1.23|

$ cd ~

SICP Exercise 1.23

Exact same as last problem except you remove redundant checks for even numbers.

#lang sicp

(define (smallest-divisor n)
  (find-divisor n 2))

(define (find-divisor n test-divisor)
  (cond ((> (square test-divisor) n) n)
        ((divides? test-divisor n) test-divisor)
        (else (find-divisor n (next test-divisor)))))

(define (divides? a b)
  (= (remainder b a) 0))
  
(define (square x) (* x x))

(define (prime? n)
  (= n (smallest-divisor n)))

(define (timed-prime-test n)
  (start-prime-test n (runtime)))

(define (start-prime-test n start-time)
  (if (prime? n)
      (report-prime (- (runtime) start-time) n)))

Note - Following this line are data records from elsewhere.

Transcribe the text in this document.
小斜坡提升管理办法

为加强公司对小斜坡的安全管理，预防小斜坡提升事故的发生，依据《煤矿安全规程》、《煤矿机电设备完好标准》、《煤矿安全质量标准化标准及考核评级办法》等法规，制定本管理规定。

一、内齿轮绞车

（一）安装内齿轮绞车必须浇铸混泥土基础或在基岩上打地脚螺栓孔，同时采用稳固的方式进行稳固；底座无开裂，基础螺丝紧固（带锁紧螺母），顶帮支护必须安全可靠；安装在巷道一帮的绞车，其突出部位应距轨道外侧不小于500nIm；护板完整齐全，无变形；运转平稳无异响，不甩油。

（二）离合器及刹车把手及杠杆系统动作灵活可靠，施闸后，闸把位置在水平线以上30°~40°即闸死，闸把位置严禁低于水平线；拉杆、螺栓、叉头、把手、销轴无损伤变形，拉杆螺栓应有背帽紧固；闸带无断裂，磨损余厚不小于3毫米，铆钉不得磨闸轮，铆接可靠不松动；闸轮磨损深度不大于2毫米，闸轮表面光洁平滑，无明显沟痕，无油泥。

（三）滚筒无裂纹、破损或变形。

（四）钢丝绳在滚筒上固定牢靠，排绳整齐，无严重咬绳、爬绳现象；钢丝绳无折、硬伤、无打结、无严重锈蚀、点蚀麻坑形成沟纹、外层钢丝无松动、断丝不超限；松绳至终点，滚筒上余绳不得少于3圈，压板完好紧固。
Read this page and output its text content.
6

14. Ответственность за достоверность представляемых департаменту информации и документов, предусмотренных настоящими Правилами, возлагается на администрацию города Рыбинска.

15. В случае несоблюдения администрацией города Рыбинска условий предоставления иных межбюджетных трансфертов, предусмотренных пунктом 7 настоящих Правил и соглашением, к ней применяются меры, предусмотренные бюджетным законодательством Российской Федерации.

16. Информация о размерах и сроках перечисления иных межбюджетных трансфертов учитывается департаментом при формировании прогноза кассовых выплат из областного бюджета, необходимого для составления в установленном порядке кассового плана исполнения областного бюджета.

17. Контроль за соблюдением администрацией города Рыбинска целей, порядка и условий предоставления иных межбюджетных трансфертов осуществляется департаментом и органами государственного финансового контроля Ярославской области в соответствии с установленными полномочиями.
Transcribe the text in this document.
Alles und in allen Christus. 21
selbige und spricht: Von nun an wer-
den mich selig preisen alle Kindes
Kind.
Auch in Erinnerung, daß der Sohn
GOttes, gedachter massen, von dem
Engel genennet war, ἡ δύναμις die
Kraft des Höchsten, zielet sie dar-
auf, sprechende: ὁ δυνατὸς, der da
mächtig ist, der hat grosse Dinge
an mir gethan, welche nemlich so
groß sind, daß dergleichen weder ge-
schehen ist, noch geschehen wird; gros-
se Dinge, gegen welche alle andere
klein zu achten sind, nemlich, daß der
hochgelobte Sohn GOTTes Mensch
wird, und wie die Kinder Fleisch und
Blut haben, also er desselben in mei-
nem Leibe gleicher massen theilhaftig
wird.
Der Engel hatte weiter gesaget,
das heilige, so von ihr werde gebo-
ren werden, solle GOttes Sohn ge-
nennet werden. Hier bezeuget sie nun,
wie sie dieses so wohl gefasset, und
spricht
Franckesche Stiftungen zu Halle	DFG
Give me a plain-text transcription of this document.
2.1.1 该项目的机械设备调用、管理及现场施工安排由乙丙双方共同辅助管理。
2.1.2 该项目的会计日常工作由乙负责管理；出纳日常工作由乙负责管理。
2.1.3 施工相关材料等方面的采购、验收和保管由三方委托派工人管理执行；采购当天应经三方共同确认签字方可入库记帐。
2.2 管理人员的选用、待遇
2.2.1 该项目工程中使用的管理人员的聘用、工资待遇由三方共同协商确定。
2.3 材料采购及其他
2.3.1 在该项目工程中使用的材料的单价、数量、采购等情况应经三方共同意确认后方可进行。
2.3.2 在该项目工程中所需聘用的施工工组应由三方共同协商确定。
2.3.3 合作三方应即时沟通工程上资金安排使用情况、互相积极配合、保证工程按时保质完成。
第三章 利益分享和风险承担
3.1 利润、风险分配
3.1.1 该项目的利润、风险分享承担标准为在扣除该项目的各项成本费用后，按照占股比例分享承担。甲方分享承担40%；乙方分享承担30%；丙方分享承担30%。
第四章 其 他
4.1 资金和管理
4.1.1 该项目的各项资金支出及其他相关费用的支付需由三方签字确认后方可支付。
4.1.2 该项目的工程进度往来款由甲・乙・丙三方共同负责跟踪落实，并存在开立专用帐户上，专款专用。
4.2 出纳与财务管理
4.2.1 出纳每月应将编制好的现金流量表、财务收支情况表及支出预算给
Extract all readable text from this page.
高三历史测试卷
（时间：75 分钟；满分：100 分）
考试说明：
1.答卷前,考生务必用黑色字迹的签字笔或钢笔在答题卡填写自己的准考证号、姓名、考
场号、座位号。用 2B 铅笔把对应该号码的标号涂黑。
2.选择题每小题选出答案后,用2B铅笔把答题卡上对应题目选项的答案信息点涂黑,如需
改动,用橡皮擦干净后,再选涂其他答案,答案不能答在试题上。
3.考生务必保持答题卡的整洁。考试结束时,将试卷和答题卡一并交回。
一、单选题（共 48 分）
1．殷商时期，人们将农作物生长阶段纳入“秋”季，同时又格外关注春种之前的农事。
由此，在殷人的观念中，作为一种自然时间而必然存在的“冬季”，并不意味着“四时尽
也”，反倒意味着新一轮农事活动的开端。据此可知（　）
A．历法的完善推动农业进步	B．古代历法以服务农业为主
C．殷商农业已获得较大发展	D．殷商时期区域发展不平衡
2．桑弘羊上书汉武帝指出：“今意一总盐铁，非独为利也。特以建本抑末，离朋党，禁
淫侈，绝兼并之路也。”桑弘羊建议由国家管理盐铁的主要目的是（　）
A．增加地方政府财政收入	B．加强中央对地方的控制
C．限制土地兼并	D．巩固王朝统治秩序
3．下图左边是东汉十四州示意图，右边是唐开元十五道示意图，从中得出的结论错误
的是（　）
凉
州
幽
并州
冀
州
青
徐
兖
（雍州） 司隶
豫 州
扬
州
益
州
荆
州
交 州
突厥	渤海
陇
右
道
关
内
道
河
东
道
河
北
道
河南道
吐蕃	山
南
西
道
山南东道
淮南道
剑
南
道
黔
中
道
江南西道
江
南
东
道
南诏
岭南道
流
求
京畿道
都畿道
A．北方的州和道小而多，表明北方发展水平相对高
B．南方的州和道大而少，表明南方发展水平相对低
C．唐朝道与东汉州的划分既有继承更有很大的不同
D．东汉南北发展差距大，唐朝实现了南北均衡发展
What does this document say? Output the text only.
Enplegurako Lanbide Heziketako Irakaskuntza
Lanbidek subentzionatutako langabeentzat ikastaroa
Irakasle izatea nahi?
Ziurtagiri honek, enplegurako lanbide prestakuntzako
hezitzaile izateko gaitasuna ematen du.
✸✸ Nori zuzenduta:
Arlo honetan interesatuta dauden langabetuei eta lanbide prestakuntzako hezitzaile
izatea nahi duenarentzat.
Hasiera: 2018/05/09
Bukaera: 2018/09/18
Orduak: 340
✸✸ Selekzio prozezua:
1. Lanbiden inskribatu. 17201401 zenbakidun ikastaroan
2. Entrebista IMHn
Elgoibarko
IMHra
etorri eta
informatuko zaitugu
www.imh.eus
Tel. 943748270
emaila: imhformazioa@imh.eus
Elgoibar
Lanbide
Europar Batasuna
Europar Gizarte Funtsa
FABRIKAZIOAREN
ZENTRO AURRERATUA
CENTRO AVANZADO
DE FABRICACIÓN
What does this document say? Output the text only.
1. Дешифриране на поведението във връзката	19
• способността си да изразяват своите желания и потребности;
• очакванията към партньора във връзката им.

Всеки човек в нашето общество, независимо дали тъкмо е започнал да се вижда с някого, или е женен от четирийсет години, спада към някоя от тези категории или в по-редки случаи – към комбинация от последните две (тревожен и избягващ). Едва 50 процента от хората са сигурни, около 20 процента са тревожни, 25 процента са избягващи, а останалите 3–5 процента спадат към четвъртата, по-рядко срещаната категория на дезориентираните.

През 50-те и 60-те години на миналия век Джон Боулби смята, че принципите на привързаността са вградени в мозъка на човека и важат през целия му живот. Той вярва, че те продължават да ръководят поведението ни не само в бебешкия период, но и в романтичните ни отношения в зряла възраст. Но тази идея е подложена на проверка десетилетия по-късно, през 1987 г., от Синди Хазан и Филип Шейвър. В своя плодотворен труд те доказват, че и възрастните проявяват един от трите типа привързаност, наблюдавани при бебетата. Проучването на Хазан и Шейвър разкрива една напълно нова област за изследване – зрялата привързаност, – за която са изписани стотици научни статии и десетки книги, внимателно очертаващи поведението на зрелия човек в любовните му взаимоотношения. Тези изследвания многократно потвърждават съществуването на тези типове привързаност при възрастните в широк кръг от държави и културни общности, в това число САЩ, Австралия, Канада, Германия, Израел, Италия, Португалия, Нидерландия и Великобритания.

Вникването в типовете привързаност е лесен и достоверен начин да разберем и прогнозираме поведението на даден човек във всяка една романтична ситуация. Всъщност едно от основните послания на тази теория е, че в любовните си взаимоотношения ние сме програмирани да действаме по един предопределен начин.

(define (report-prime elapsed-time n)
  (display n)
  (display "***")
  (display elapsed-time)
  (newline))

(define (search-for-primes a b)
  (if (even? a) (search-for-primes (+ a 1) b)
      (cond ((< a b) (timed-prime-test a)
                     (search-for-primes (+ a 2) b)))))

(define (next x)
  (if (= x 2)
      3
      (+ x 2)))

Again, finding the primes:

> (timed-prime-test 1009)
1009***3
> (timed-prime-test 1013)
1013***2
> (timed-prime-test 1019)
1019***2
> (timed-prime-test 10007)
10007***6
> (timed-prime-test 10009)
10009***9
> (timed-prime-test 10037)
10037***7
> (timed-prime-test 100003)
100003***21
> (timed-prime-test 100019)
100019***20
> (timed-prime-test 100043)
100043***20
> (timed-prime-test 1000003)
1000003***63
> (timed-prime-test 1000033)
1000033***63
> (timed-prime-test 1000037)
1000037***63

Removing redundant checks has certainly helped speed up our program. The time taken wasn’t exactly halved. It’s closer to 1.5x times faster. This is due to if checks in the next procedure.